Analysis of Development Status and Trend of Food Drying Machinery in China

At present, most of the food drying methods adopt freeze-sublimation drying technology, and in particular, the cryogenic drying drying equipment using the inexpensive steam jet vacuum pump system in combination with China's national conditions also begins to be used for food drying in China, such as meat, seafood, and fruits. Drying of vegetables, beverages, condiments, flavors and fragrances, performance of cerebral palsy in preterm infants, but few mature models, and further improvements in structural advancement, superior performance, high-efficiency, energy saving, and cost.

Food processing includes many processes such as sorting, crushing, separating, mixing, sterilizing, refrigerating, and drying raw materials, and the drying process is a key link to ensure food quality. Most foods are wet materials that contain a lot of moisture. If the food is too much water, it will cause life activities of the microorganisms and lead to corruption of the food or shorten the shelf life of the food, and increase transportation costs. Drying foods can prevent the proliferation of microorganisms in foods, facilitate storage, reduce the volume and weight of foods, and reduce transportation costs. Due to the variety of shapes and types of foods, such as powders, flakes, bars, blocks, slurries, etc., as well as liquids, wet solids, and biological tissues, a series of physical and chemical changes may occur during the drying process of food materials. (such as shrinkage, surface hardening, porosity, looseness, reversible irreversibility), and changes in the loss of nutrients, changes in flavor, browning and other changes in the food, thus drying the dryer structure, work characteristics and performance parameters, etc. There are different requirements.

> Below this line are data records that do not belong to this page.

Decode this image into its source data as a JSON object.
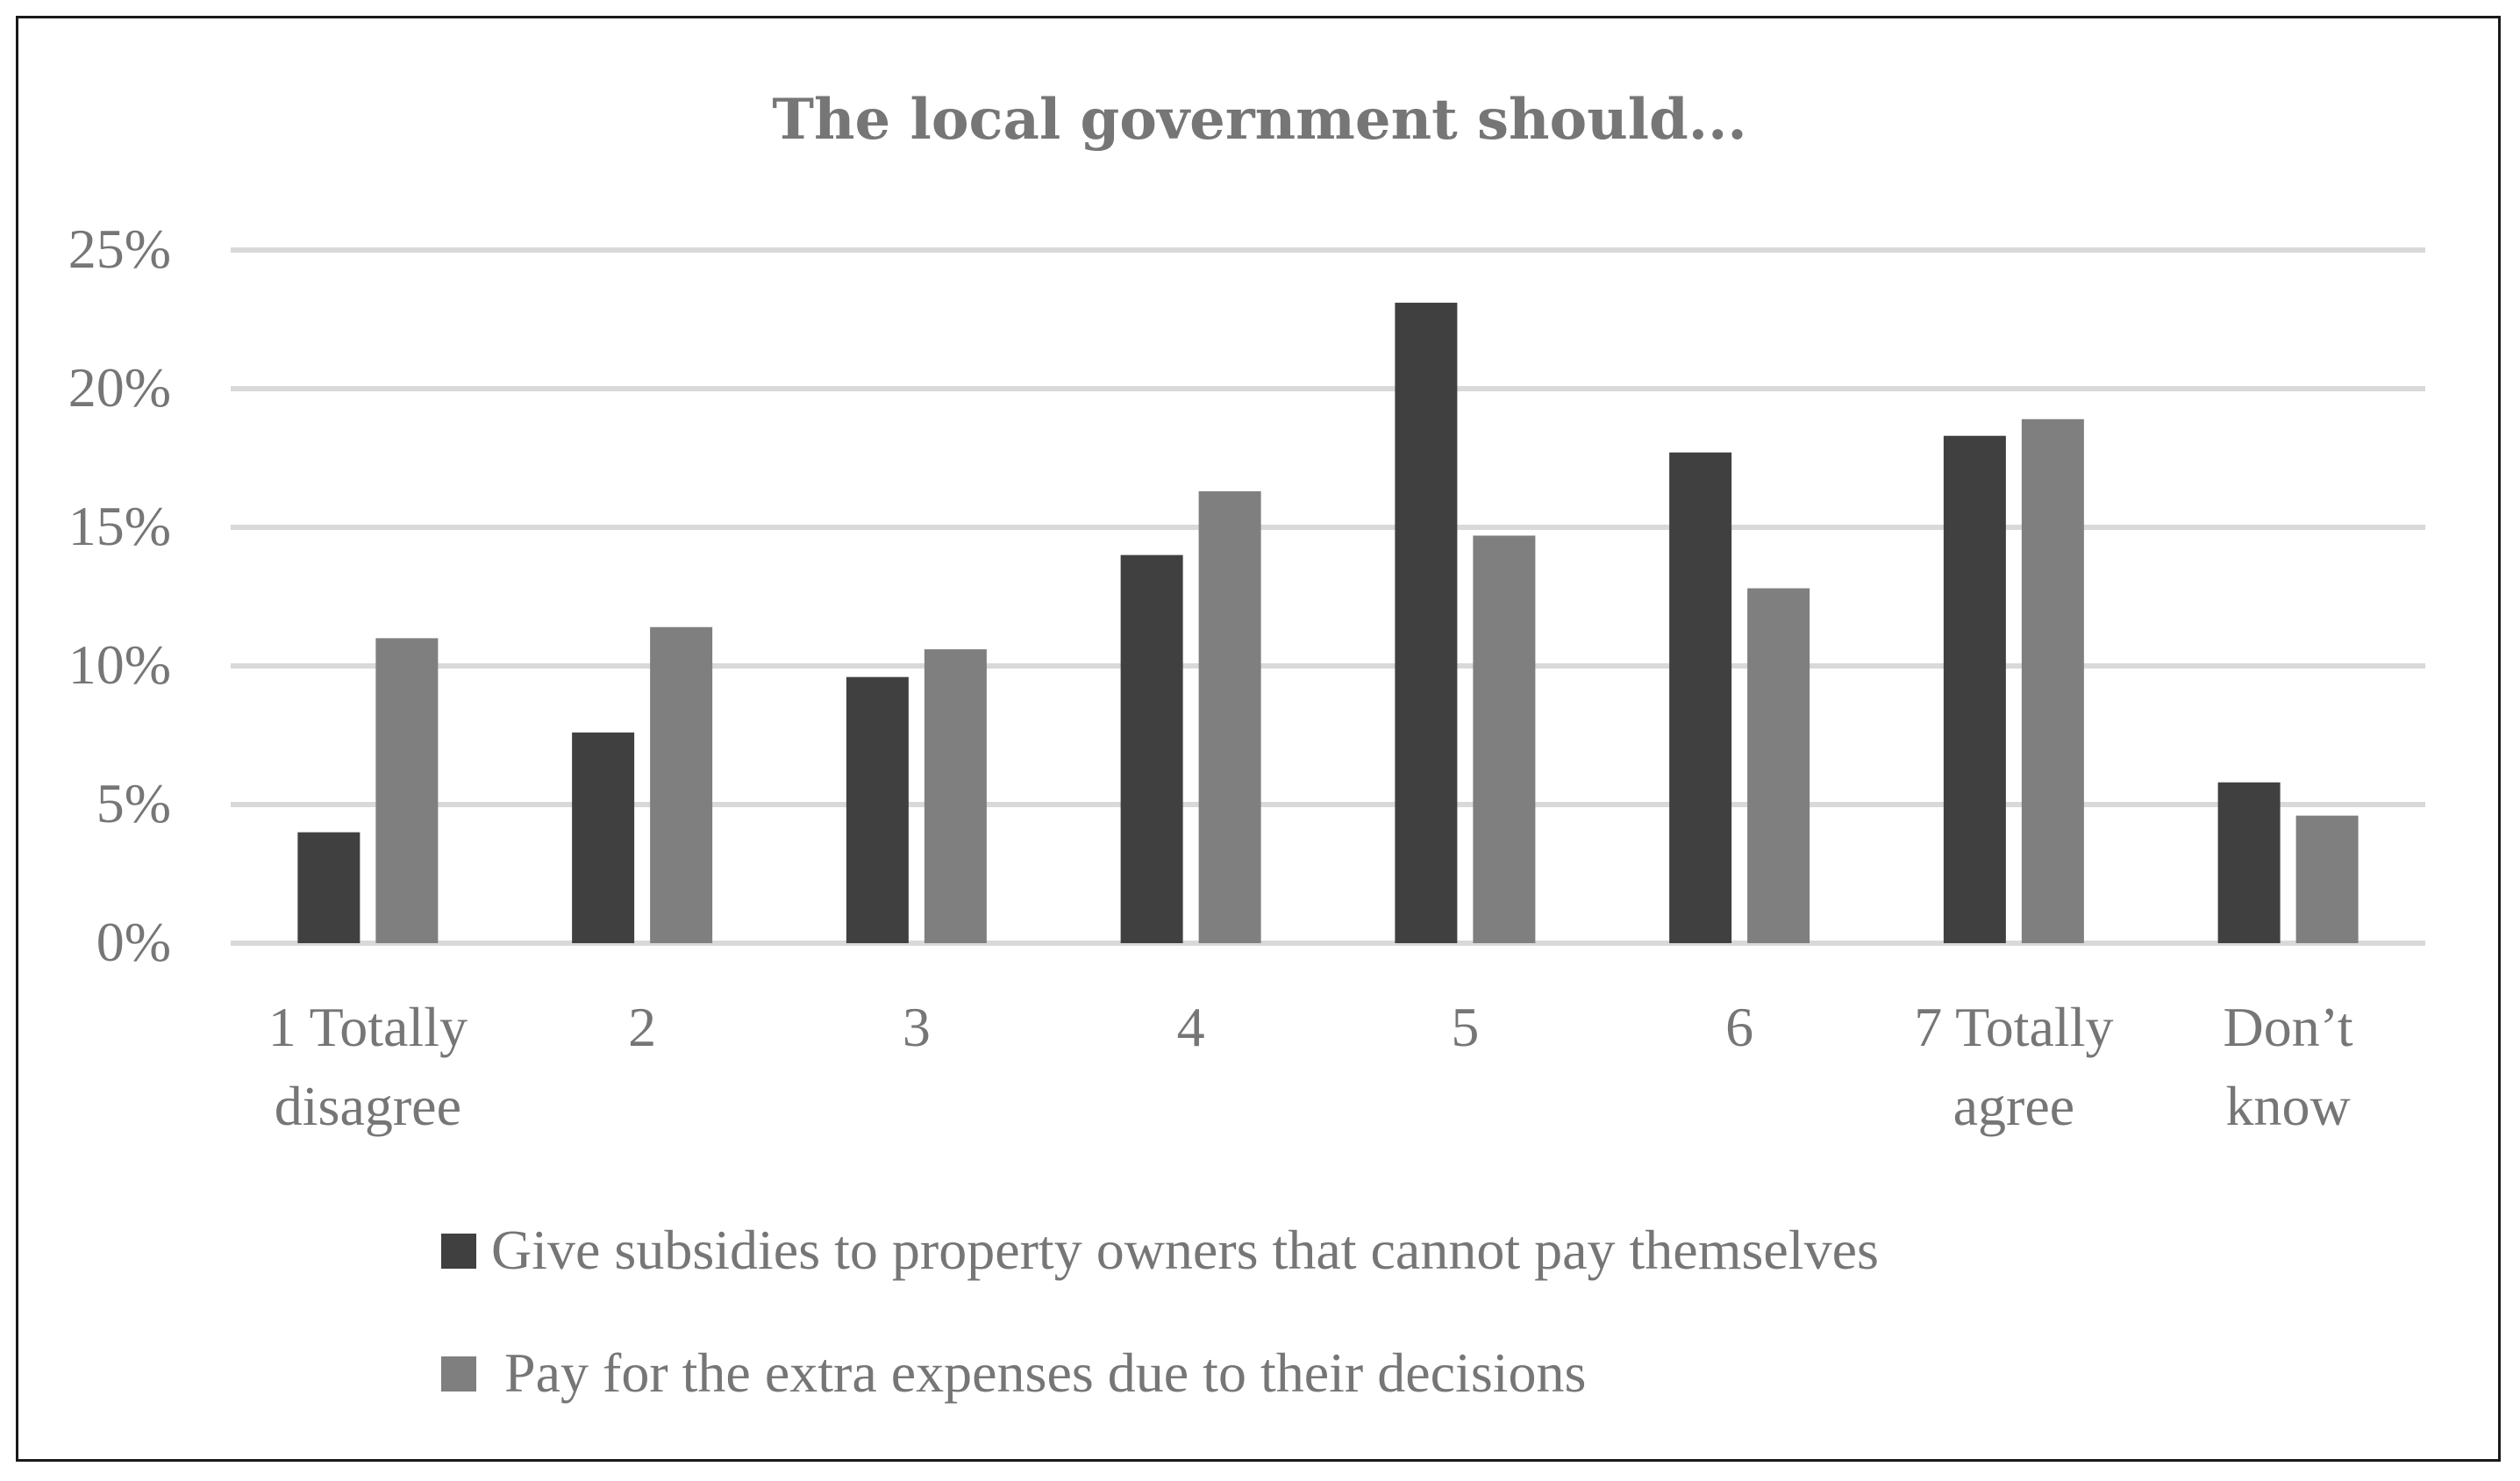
{
  "chart_data": {
    "type": "bar",
    "title": "The local government should...",
    "xlabel": "",
    "ylabel": "",
    "categories": [
      [
        "1 Totally",
        "disagree"
      ],
      [
        "2"
      ],
      [
        "3"
      ],
      [
        "4"
      ],
      [
        "5"
      ],
      [
        "6"
      ],
      [
        "7 Totally",
        "agree"
      ],
      [
        "Don’t",
        "know"
      ]
    ],
    "series": [
      {
        "name": "Give subsidies to property owners that cannot pay themselves",
        "color": "#404040",
        "values": [
          4.0,
          7.6,
          9.6,
          14.0,
          23.1,
          17.7,
          18.3,
          5.8
        ]
      },
      {
        "name": "Pay for the extra expenses due to their decisions",
        "color": "#7f7f7f",
        "values": [
          11.0,
          11.4,
          10.6,
          16.3,
          14.7,
          12.8,
          18.9,
          4.6
        ]
      }
    ],
    "ylim": [
      0,
      25
    ],
    "yticks": [
      "0%",
      "5%",
      "10%",
      "15%",
      "20%",
      "25%"
    ],
    "ytick_values": [
      0,
      5,
      10,
      15,
      20,
      25
    ],
    "grid": true,
    "legend_position": "bottom"
  }
}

Since the 1950s, China has developed and manufactured many drying machines for foods and grains through the introduction and self-research. It has achieved certain results, but development has been repeated and development has been slow. In the early 50's, China imported food series dryers and drying towers (rooms) from the former Soviet Union, and domestically designed and manufactured through surveying and mapping. Although there are many forms, the basic structure is basically the same, and it is usually the main body of the drying room. Heating, ventilation, dehumidification and loading facilities, etc. Combine firewood as a heat source and dry or wet heat transfer through the ventilation or blast to dry the material. The product can basically be used for production, but there is uneven heating, baking Long time, labor intensity and other shortcomings. Its performance and equipment support are also not perfect. It can be said that before the 1980s, food drying in China was largely dependent on natural drying (such as air drying, drying, and drying), and drying equipment in convenience foods, brewing, sugar production, and dairy products was basically in place. blank.

In the 1980s, along with the reform of the rural economic system and the development of township and village enterprises, China's food industry has achieved rapid development and has also promoted the development of food drying machinery. However, the production of food drying machinery is basically a small scale, it cannot form large batches, the technical content is low, there are not many mature models, and the drying process, production capacity, energy types, and measurement and control technologies are still relatively backward. The main method is to dry the food by traditional heating method, that is, rely on heat to heat the material through conduction, heat convection and heat radiation. This drying process from the surface to the inside prolongs the drying time of the food and leads to the loss of food nutrients. , and destroyed the original natural taste of food.

In the 1990s, people’s demand for high-grade foods increased, plus the investment and breadth of foreign investment in the food industry in China increased, advanced foreign food drying machinery was continuously introduced into the country, and the development and innovation of food science and technology personnel in China emerged one after another. Many types of food drying machinery, such as air convection drying equipment, drum drying equipment, vacuum drying equipment, pressurized drying equipment and electromagnetic radiation drying equipment. In the late 1990s, China's food drying machinery workers conducted a lot of research on electromagnetic radiation drying equipment. For example, the Tianjin Packaging Food Machinery Research Institute absorbed the most advanced foreign technology and symptoms of cerebral palsy in children and developed the WTJ series microwave energy drying equipment. , With the characteristics of fast drying speed, high thermal efficiency, uniform heating, no pollution and no damage to the nutrients of food, it can be widely used in the field of food drying. In addition, there is the use of far-infrared radiating elements to convert the far-infrared heat into heat energy to dry foods. Its simple equipment, energy conservation, drying speed, especially for the drying of fruits and vegetables; according to the principle of solar energy can be converted into heat, The series of solar drying equipment developed and used for drying fruits and vegetables and other agricultural and sideline products.